Als der inzwischen 69-Jährige 2016 seine Biographie "Born to run" veröffentlichte, sahen wohl die wenigsten in dem vielfach gelobten und alltagspoetischen Werk eine Vorlage für ein Format wie "Springsteen on Broadway". Mit schwarzer Jeans und dunklem Shirt bekleidet, steht der Boss auf dem Holzboden der Bühne. So reduziert sein Erscheinungsbild, so spartanisch auch das Setting insgesamt. Oft scheint nur ein Lichtspot auf den Protagonisten im ansonsten abgedunkelten Theater, damit kein Schnickschnack die Essenz vernebelt.

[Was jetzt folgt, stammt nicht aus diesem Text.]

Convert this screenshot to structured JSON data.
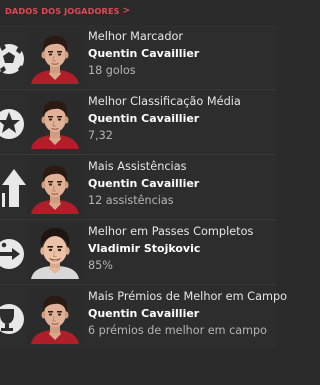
{
  "header": {
    "title": "DADOS DOS JOGADORES",
    "chevron": ">"
  },
  "colors": {
    "background": "#2a2a2a",
    "accent": "#e04a55",
    "text_primary": "#e6e6e6",
    "text_bold": "#ffffff",
    "text_secondary": "#b4b4b4"
  },
  "rows": [
    {
      "category": "Melhor Marcador",
      "player": "Quentin Cavaillier",
      "value": "18 golos",
      "icon": "football-icon",
      "avatar": "player-face-1"
    },
    {
      "category": "Melhor Classificação Média",
      "player": "Quentin Cavaillier",
      "value": "7,32",
      "icon": "rating-star-icon",
      "avatar": "player-face-1"
    },
    {
      "category": "Mais Assistências",
      "player": "Quentin Cavaillier",
      "value": "12 assistências",
      "icon": "assist-arrow-icon",
      "avatar": "player-face-1"
    },
    {
      "category": "Melhor em Passes Completos",
      "player": "Vladimir Stojkovic",
      "value": "85%",
      "icon": "pass-icon",
      "avatar": "player-face-2"
    },
    {
      "category": "Mais Prémios de Melhor em Campo",
      "player": "Quentin Cavaillier",
      "value": "6 prémios de melhor em campo",
      "icon": "award-icon",
      "avatar": "player-face-1"
    }
  ]
}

In gut zweieinhalb Stunden spielt Springsteen 16 Songs. Er braucht Raum fürs Storytelling. Schon "Growin' up" dauert zwölf Minuten, weil er einstreut, wie Elvis Presley ihn triggerte, wie er seine erste Gitarre bekam und dass er ohne jedweden persönlichen Erfahrungsschatz über das Arbeiterleben schrieb. "I made it all up. That's how good I am."

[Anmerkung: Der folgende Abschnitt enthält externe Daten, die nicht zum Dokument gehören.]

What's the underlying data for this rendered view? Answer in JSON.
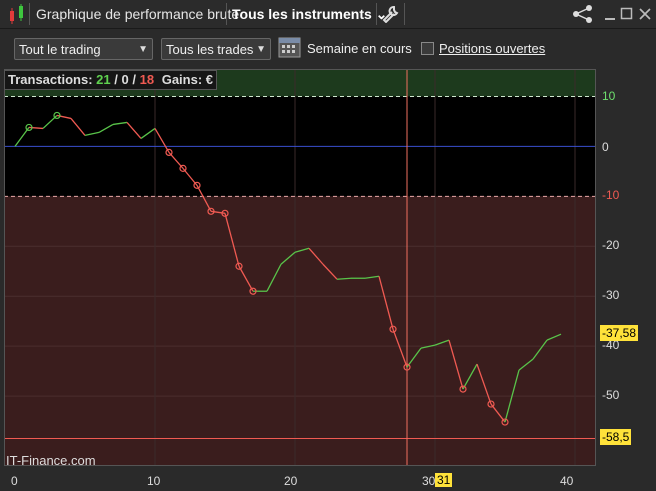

Immer wieder bringt Springsteen das Publikum auch zum Lachen. Er sei "Mr. Born to run" und "Mr. Thunder fucking road", habe vom Ausbrechen aus dem Drecksloch in Jersey geschrieben – und nun wohne er doch nur zehn Minuten von seinem Heimatort entfernt. "But 'Mr. Born to come back'? Who have bought that shit?!" Im Entertainer steckt auch ein Komiker, noch mehr aber ein vorzüglicher Erzähler. Selbst wenn man überhaupt keinen Schimmer hat, wie Freehold damals aussah: Springsteen malt die Umgebung, malt Düfte und Persönlichkeiten mit Worten, ehe er "My hometown" am Klavier nachschiebt. Wir sitzen als Hörer mit dem kleinen Bruce am Frühstückstisch, wo er zusätzlichen Zucker in die pappsüßen Sugar Pops mischt und lenken das Steuer des Autos, das er mit 21 Lenzen ohne jedwede Fahrerfahrung 2000 Meilen durch die Weiten der Staaten manövrieren musste – um dann "The promised land" zu lauschen.

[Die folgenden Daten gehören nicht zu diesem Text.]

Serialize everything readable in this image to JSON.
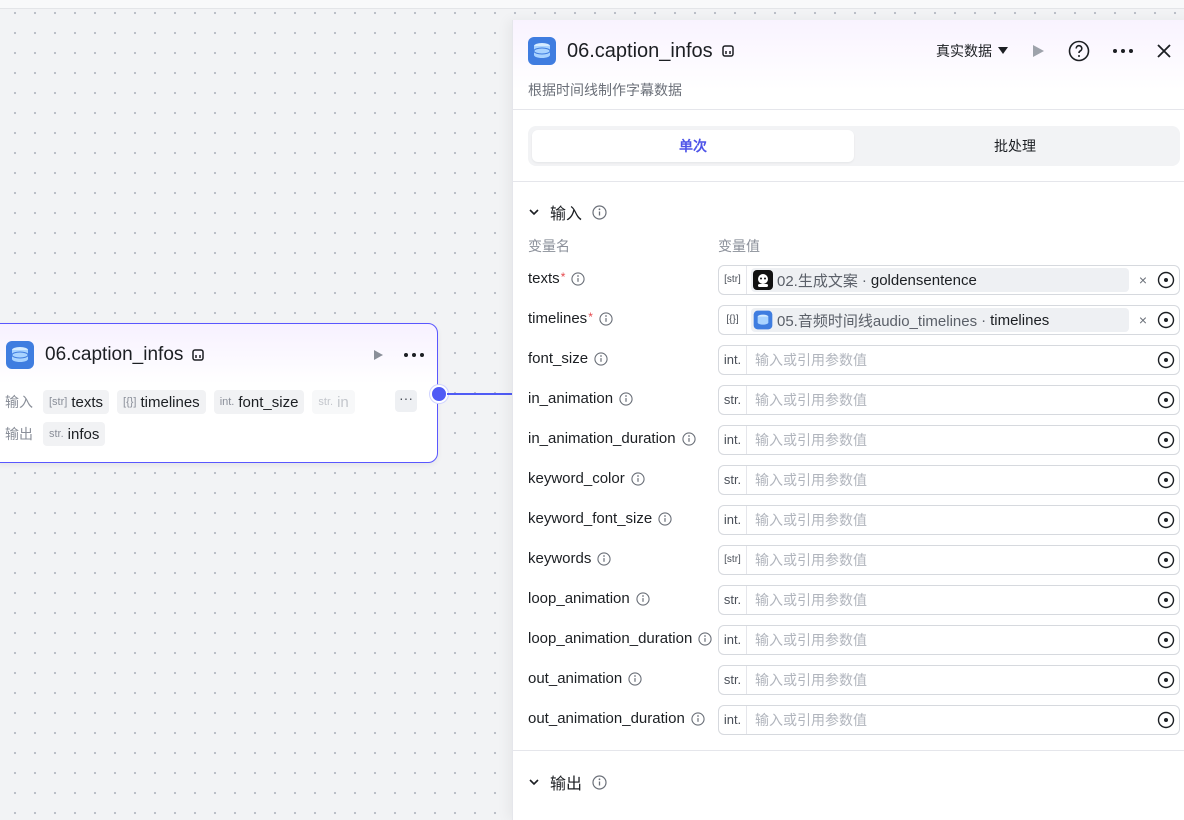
{
  "node": {
    "title": "06.caption_infos",
    "input_label": "输入",
    "output_label": "输出",
    "inputs": [
      {
        "type": "[str]",
        "name": "texts"
      },
      {
        "type": "[{}]",
        "name": "timelines"
      },
      {
        "type": "int.",
        "name": "font_size"
      },
      {
        "type": "str.",
        "name": "in"
      }
    ],
    "more": "···",
    "outputs": [
      {
        "type": "str.",
        "name": "infos"
      }
    ]
  },
  "panel": {
    "title": "06.caption_infos",
    "description": "根据时间线制作字幕数据",
    "data_mode": "真实数据",
    "tabs": [
      {
        "label": "单次",
        "active": true
      },
      {
        "label": "批处理",
        "active": false
      }
    ],
    "input_section": "输入",
    "output_section": "输出",
    "col_name": "变量名",
    "col_value": "变量值",
    "placeholder": "输入或引用参数值",
    "params": [
      {
        "name": "texts",
        "required": true,
        "type": "[str]",
        "ref": {
          "source": "02.生成文案",
          "field": "goldensentence",
          "icon": "bot"
        }
      },
      {
        "name": "timelines",
        "required": true,
        "type": "[{}]",
        "ref": {
          "source": "05.音频时间线audio_timelines",
          "field": "timelines",
          "icon": "db"
        }
      },
      {
        "name": "font_size",
        "required": false,
        "type": "int."
      },
      {
        "name": "in_animation",
        "required": false,
        "type": "str."
      },
      {
        "name": "in_animation_duration",
        "required": false,
        "type": "int."
      },
      {
        "name": "keyword_color",
        "required": false,
        "type": "str."
      },
      {
        "name": "keyword_font_size",
        "required": false,
        "type": "int."
      },
      {
        "name": "keywords",
        "required": false,
        "type": "[str]"
      },
      {
        "name": "loop_animation",
        "required": false,
        "type": "str."
      },
      {
        "name": "loop_animation_duration",
        "required": false,
        "type": "int."
      },
      {
        "name": "out_animation",
        "required": false,
        "type": "str."
      },
      {
        "name": "out_animation_duration",
        "required": false,
        "type": "int."
      }
    ]
  },
  "colors": {
    "accent": "#4d53e8",
    "required": "#e5484d",
    "node_border": "#5a57ff"
  }
}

Ein Blick auf die Tracklist verrät Springsteens anachronistische Herangehensweise. Sein Leben bestimmt die Struktur dieser Abende – nicht die Hierarchie der Diskographie. Wir lernen, wie ihn Heimat, Eltern, (Band-)Familie, das Zusammenspiel mit den Fans, Begegnungen und Musik prägten. Mit seiner Frau Patti Scialfa singt er die Stücke "Tougher than the rest" und "Brilliant disguise" und im Prolog zu "Tenth Avenue freeze-out" spricht er einmal mehr die längst mit Mythen übersäte Verbindung zwischen ihm und dem 2011 verstorbenen Saxophonisten der E-Street-Band, Clarence "Big Man" Clemons, an. "When one and one equals three." "Springsteen on Broadway" liefert sehr viele rührende und rührige Momente. Vor "My father's house" instruiert Springsteen das Wesen seines depressiven Vaters. Im nachfolgenden "The wish" geht es um seine unerschütterliche, arbeitsame und lebensfrohe Mutter, die zwar inzwischen an Alzheimer erkrankt ist, sich mit 93 Jahren und ihrem italienischen Temperament aber die Freude am Tanzen bewahrt hat. "We'll find us a little Rock'n'Roll bar / And we'll go out and dance."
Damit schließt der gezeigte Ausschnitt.